Wie Mikroblog-Daten über das Image von Tourismusdestinationen Aufschluss geben und warum im Ausland arbeitende Landsleute im Service kritisch betrachtet werden, stellten Forschende der FHWien der WKW auf der EMAC 2025 vor.

Vom 27. bis 30. Mai 2025 fand die renommierte EMAC Annual Conference in Madrid statt – mit rund 1.300 internationalen TeilnehmerInnen eine der wichtigsten wissenschaftlichen Konferenzen im Bereich Marketing. Die FHWien der WKW war mit gleich zwei Beiträgen für den Studienbereich Marketing & Sales Management vertreten: Ilona Pezenka präsentierte aktuelle Forschungsergebnisse zur datenbasierten Analyse von Tourismusdestinationen und David Bourdin zum Spannungsfeld zwischen kulturellen und sozialen Stereotypen gegenüber migrantischem Servicepersonal im Ausland.

Wie Mikroblog-Daten Destinationen neu sichtbar machen

Der von Ilona Pezenka präsentierte Beitrag „Decoding Destination Image and Performance: Insights from Microblog Metrics“ zeigt, wie sich moderne Text-Mining-Methoden nutzen lassen, um das Image von Destinationen anhand von Beiträgen auf der Plattform X (ehemals Twitter) zu analysieren. Anhand von über 88.000 Posts zu brasilianischen Küstenorten wurde untersucht, wie 14 verschiedene Tourismusformen – etwa Kultur-, Stadt-, Sport- oder Gesundheitstourismus – in der öffentlichen Wahrnehmung positioniert sind.

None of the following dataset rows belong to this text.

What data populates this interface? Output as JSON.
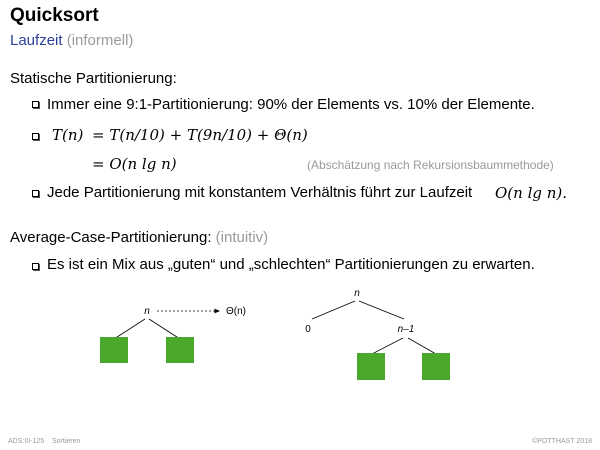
{
  "slide": {
    "title": "Quicksort",
    "subtitle_main": "Laufzeit",
    "subtitle_note": "(informell)"
  },
  "section1": {
    "heading": "Statische Partitionierung:",
    "bullet1": "Immer eine 9:1-Partitionierung: 90% der Elements vs. 10% der Elemente.",
    "eq_line1_lhs": "T(n)",
    "eq_line1_rhs": "= T(n/10) + T(9n/10) + Θ(n)",
    "eq_line2_rhs": "= O(n lg n)",
    "eq_note": "(Abschätzung nach Rekursionsbaummethode)",
    "bullet3_text": "Jede Partitionierung mit konstantem Verhältnis führt zur Laufzeit",
    "bullet3_math": "O(n lg n)."
  },
  "section2": {
    "heading": "Average-Case-Partitionierung:",
    "heading_note": "(intuitiv)",
    "bullet1": "Es ist ein Mix aus „guten“ und „schlechten“ Partitionierungen zu erwarten."
  },
  "diagram": {
    "left_node": "n",
    "left_cost": "Θ(n)",
    "right_root": "n",
    "right_left_child": "0",
    "right_right_child": "n–1",
    "leaf_color": "#4aa82c"
  },
  "footer": {
    "left": "ADS:III-125",
    "center": "Sortieren",
    "right": "©POTTHAST 2018"
  }
}
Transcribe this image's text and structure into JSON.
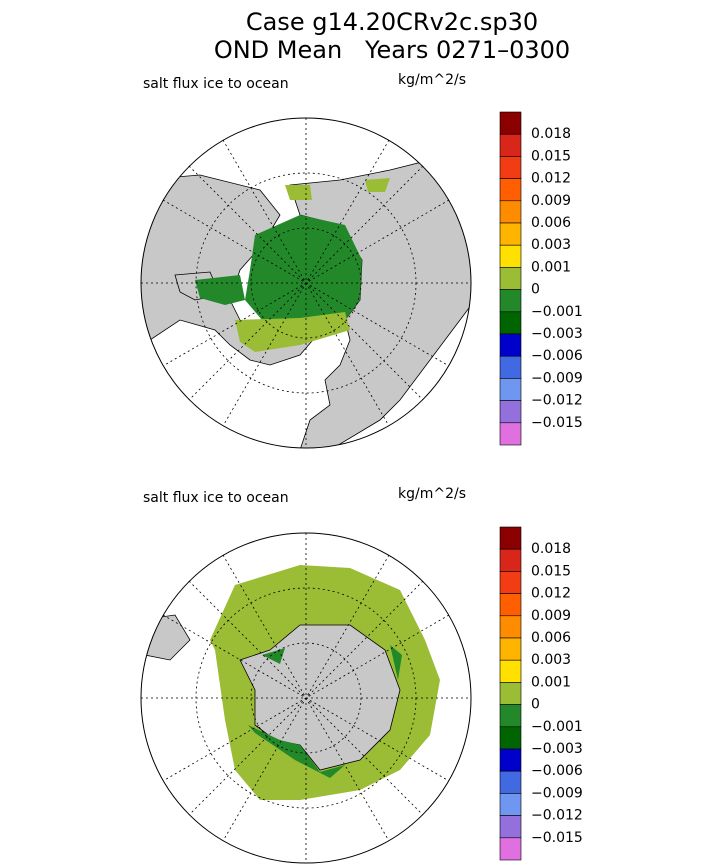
{
  "header": {
    "title": [
      "Case g14.20CRv2c.sp30",
      "OND Mean   Years 0271–0300"
    ]
  },
  "panels": [
    {
      "label": "salt flux ice to ocean",
      "units": "kg/m^2/s",
      "colorbar": {
        "colors": [
          "#8b0000",
          "#d8261a",
          "#f23c14",
          "#ff5f00",
          "#ff8c00",
          "#ffb400",
          "#ffe000",
          "#9abd35",
          "#22882a",
          "#006400",
          "#0000cd",
          "#4169e1",
          "#6f96f0",
          "#9370db",
          "#e070e0"
        ],
        "labels": [
          "0.018",
          "0.015",
          "0.012",
          "0.009",
          "0.006",
          "0.003",
          "0.001",
          "0",
          "−0.001",
          "−0.003",
          "−0.006",
          "−0.009",
          "−0.012",
          "−0.015"
        ]
      }
    },
    {
      "label": "salt flux ice to ocean",
      "units": "kg/m^2/s",
      "colorbar": {
        "colors": [
          "#8b0000",
          "#d8261a",
          "#f23c14",
          "#ff5f00",
          "#ff8c00",
          "#ffb400",
          "#ffe000",
          "#9abd35",
          "#22882a",
          "#006400",
          "#0000cd",
          "#4169e1",
          "#6f96f0",
          "#9370db",
          "#e070e0"
        ],
        "labels": [
          "0.018",
          "0.015",
          "0.012",
          "0.009",
          "0.006",
          "0.003",
          "0.001",
          "0",
          "−0.001",
          "−0.003",
          "−0.006",
          "−0.009",
          "−0.012",
          "−0.015"
        ]
      }
    }
  ]
}
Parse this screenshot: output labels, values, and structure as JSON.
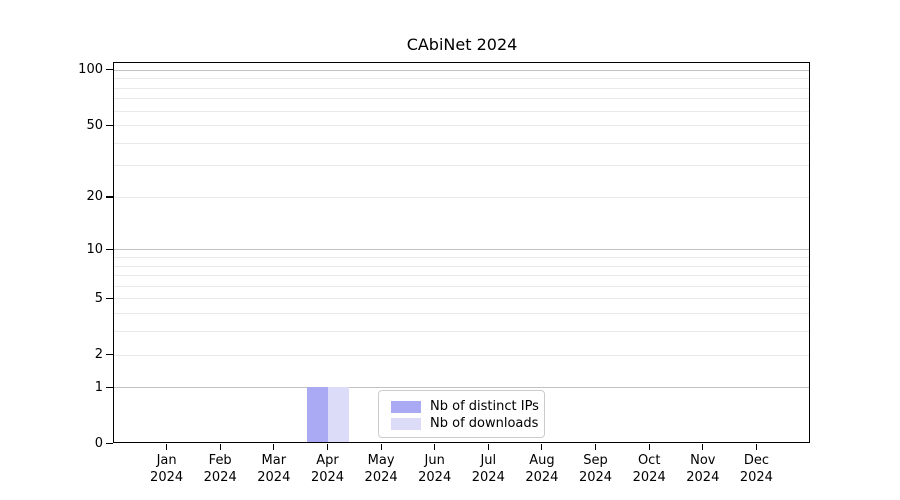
{
  "title": "CAbiNet 2024",
  "colors": {
    "bar_ips": "#a9a9f4",
    "bar_downloads": "#dcdcf8",
    "grid_major": "#c2c2c2",
    "grid_minor": "#e9e9e9",
    "spine": "#000000",
    "legend_border": "#cccccc"
  },
  "legend": {
    "items": [
      {
        "label": "Nb of distinct IPs"
      },
      {
        "label": "Nb of downloads"
      }
    ]
  },
  "chart_data": {
    "type": "bar",
    "title": "CAbiNet 2024",
    "categories": [
      "Jan",
      "Feb",
      "Mar",
      "Apr",
      "May",
      "Jun",
      "Jul",
      "Aug",
      "Sep",
      "Oct",
      "Nov",
      "Dec"
    ],
    "category_year": "2024",
    "series": [
      {
        "name": "Nb of distinct IPs",
        "color": "#a9a9f4",
        "values": [
          0,
          0,
          0,
          1,
          0,
          0,
          0,
          0,
          0,
          0,
          0,
          0
        ]
      },
      {
        "name": "Nb of downloads",
        "color": "#dcdcf8",
        "values": [
          0,
          0,
          0,
          1,
          0,
          0,
          0,
          0,
          0,
          0,
          0,
          0
        ]
      }
    ],
    "xlabel": "",
    "ylabel": "",
    "y_scale": "log1p",
    "y_ticks": [
      0,
      1,
      2,
      5,
      10,
      20,
      50,
      100
    ],
    "y_major_gridlines": [
      1,
      10,
      100
    ],
    "ylim": [
      0,
      110
    ],
    "grid": "horizontal",
    "legend_position": "inside-bottom-center"
  }
}
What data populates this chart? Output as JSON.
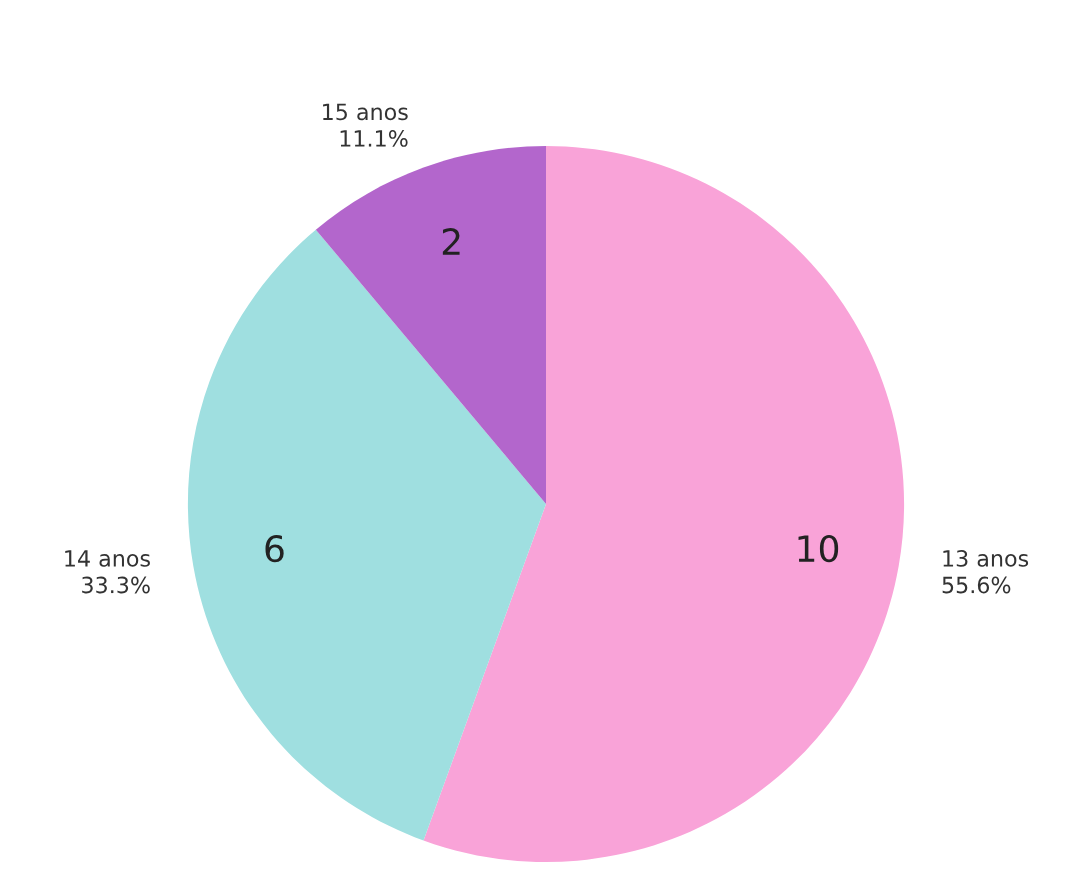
{
  "chart_data": {
    "type": "pie",
    "categories": [
      "13 anos",
      "14 anos",
      "15 anos"
    ],
    "values": [
      10,
      6,
      2
    ],
    "colors": [
      "#f9a3d8",
      "#9fdfe0",
      "#b366cc"
    ],
    "data_labels": true,
    "annotations": [
      "55.6%",
      "33.3%",
      "11.1%"
    ]
  }
}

Mithilfe eines Importance-Performance-Analysemodells (IPA) wurde nicht nur festgestellt, welche Tourismusarten häufig genannt werden (Wichtigkeit), sondern auch, wie positiv oder negativ über sie gesprochen wird (Leistung). Die Methode ermöglicht Echtzeit-Daten zu verarbeiten und bietet im Vergleich zu Befragungen authentische und unverfälschte Einblicke. Die Analyse basiert auf den einheitlichen Tourismus-Kategorien der UNWTO und ermöglicht somit Benchmarking. Es wurde sowohl die Häufigkeit als auch die Tonalität der Begriffe analysiert – für ein ganzheitliches Bild des Destinationsimages. Für Städte wie Florianópolis oder Rio de Janeiro lassen sich so gezielte strategische Empfehlungen ableiten:

  • Welche Tourismusarten sind bereits stark etabliert und positiv konnotiert?
  • Wo gibt es Potenzial für Verbesserungen?
Das Importance-Performance-Modell (IPA) ist ein bewährtes Instrument zur Bewertung und Priorisierung von Stärken und Schwächen. Das Modell vergleicht zwei Dimensionen: Wie wichtig ist ein bestimmtes Kriterium und wie gut schneidet das Untersuchungsobjekt in diesem Kriterium tatsächlich ab. Die Werte werden in einer zweidimensionalen Matrix visualisiert:

  • Quadrant I: Keep Up the Good Work (hohe Wichtigkeit, hohe Leistung)
  • Quadrant II: Concentrate Here (hohe Wichtigkeit, geringe Leistung)
  • Quadrant III: Low Priority (geringe Wichtigkeit, geringe Leistung)
  • Quadrant IV: Possible Overkill (geringe Wichtigkeit, hohe Leistung)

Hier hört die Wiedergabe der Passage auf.